4 of 4 people found the following review helpful:
The Ask, 2007-03-08 I find this book to be very detailed and specific, giving useful examples of how to exercise the theories of fundraising covered in the book.
However, the book is extremely America-centric. Most other countries have not caught up to America in the field of philanthropy. For this reason many of the recommendations cannot be adopted or need to be scaled down for Australian fundraisers.
18 of 18 people found the following review helpful:
A much needed book to aid in the process of training volunteers in the fundraising process., 2006-09-14 Asking (soliciting) people for money can be a stressful or challenging endeavor. But, you know, so is just about everything we do the first time. And how do we learn to do something the first time? Someone teaches us either verbally or by way of writing a book. This book does a wonderful job of explaining "The Ask" part of not-for-profit fundraising in its 10 chapters:
1. Soliciting Money Usually Causes Jitters
2. Prospect Research and Evaluating a Prospective Donor for Gift-Giving Readiness
3. Who Should Do the Ask?
4. How to Prepare for an Ask
5. Asking for Non-Major Gifts
6. Asking for Major Gifts in Annual Campaign Setting
7. Asking for Planned Gifts (Deferred Gifts)
8. Asking for Major Gifts in Capital Campaign Setting
9. How to Respond to Prospective Donor after Making the Ask
10. Follow-Up for Each Ask
The author is certainly qualified to write the book. She has a number of years experience working in a major gift setting for a well established university in New York. It surprised me when I stumbled across this book in the bookstore that there was enough material on the subject to actually write this book. But apparently there is more than enough to talk about on the subject. I probably would have titled the book "Soliciting Major Gifts" instead of The Ask. But then I would not have included Chapter 5 either.
Let's face it, face-to-face gift solicitation is predominantly a major gift thing. There might be some face-to-face gift solicitation of donors for sizeable (but not major) gifts, but for the most part that is the exception not the rule. Major gifts as I know them are $10,000 and up. Many are six figures! Now that is something to get jittery over.
I would have liked the book better if it had not been as wordy as it was. Instead of providing the chapter titles in this review as they were written in the book I changed them a bit. I think my titles explain the contents of the book better. I also found the list of TEN (10) basic categories of responses to an ask included in the book to be way too long. I'm familiar with there being just four: (1) Yes I will give, (2) No I won't give, (3) That's too much, and (4) Let me think about it and get back to you. And there was some overlap of "guiding principles" included at page 213 of the book - so I think there could have been fewer principles included in that list.
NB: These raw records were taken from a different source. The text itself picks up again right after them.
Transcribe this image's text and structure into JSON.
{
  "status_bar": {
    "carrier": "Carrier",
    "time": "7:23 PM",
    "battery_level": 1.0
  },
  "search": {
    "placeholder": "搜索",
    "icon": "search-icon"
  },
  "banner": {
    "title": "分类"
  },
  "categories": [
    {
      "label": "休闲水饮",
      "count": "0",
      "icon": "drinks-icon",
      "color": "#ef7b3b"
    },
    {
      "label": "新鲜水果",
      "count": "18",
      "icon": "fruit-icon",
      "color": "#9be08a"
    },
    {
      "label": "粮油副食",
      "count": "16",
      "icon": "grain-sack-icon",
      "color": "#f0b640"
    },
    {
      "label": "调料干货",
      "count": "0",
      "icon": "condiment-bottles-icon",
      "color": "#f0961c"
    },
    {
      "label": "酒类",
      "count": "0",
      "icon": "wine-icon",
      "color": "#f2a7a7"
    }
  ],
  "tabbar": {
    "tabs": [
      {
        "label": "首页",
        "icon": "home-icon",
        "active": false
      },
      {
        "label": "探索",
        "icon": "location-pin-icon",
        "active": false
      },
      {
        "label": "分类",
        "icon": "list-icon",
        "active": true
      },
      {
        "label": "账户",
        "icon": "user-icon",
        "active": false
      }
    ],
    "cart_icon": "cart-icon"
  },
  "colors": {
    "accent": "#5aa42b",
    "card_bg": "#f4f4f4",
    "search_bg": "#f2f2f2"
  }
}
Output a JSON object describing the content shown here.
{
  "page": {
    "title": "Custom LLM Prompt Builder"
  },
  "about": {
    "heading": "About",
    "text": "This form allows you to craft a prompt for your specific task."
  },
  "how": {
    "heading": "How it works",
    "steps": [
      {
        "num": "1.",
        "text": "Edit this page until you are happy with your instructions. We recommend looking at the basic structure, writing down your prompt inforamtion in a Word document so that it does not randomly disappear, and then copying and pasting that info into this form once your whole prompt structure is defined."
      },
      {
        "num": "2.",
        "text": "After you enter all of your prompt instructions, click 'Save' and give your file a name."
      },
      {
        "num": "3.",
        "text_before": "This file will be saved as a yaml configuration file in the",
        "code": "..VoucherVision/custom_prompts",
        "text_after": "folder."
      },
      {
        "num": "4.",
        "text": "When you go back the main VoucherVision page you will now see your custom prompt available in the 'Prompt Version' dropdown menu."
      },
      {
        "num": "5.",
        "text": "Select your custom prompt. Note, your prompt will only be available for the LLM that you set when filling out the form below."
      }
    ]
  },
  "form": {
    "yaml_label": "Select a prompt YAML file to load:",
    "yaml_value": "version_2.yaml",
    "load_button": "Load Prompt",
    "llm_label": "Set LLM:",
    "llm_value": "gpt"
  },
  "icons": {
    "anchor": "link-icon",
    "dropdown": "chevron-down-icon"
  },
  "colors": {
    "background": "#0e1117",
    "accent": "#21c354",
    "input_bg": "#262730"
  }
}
I have a feeling this book will get its most use from board members of nonprofits and leadership teams heading up capital campaigns at nonprofits. It is my understanding that most people involved in major gift solicitations at the big nonprofits (schools and hospitals) already have a system in place for helping major gift solicitors feel at ease doing an ask and doing it well. In fact, this book is probably a public version of one of those schools' in-house guides. 5 stars!
17 of 17 people found the following review helpful:
Not Just for Big $$$, 2006-02-10 One of the best things about The Ask is it is not just about major gifts. Fredricks outlines how to seek donations for special events (auctions, luncheons, golf tournaments)and the annual fund as well as major and planned gifts and capital gifts. She also guides the reader through overcoming personal factors in money that can make a person hesitate or even indefinitely postpone an ask. She directs "the asker" to consider the prospect's views on money before asking, too. There is also an outline of the "essential elements" for any kind of ask from which both novice and experienced askers can benefit. This is one of the best of its type around!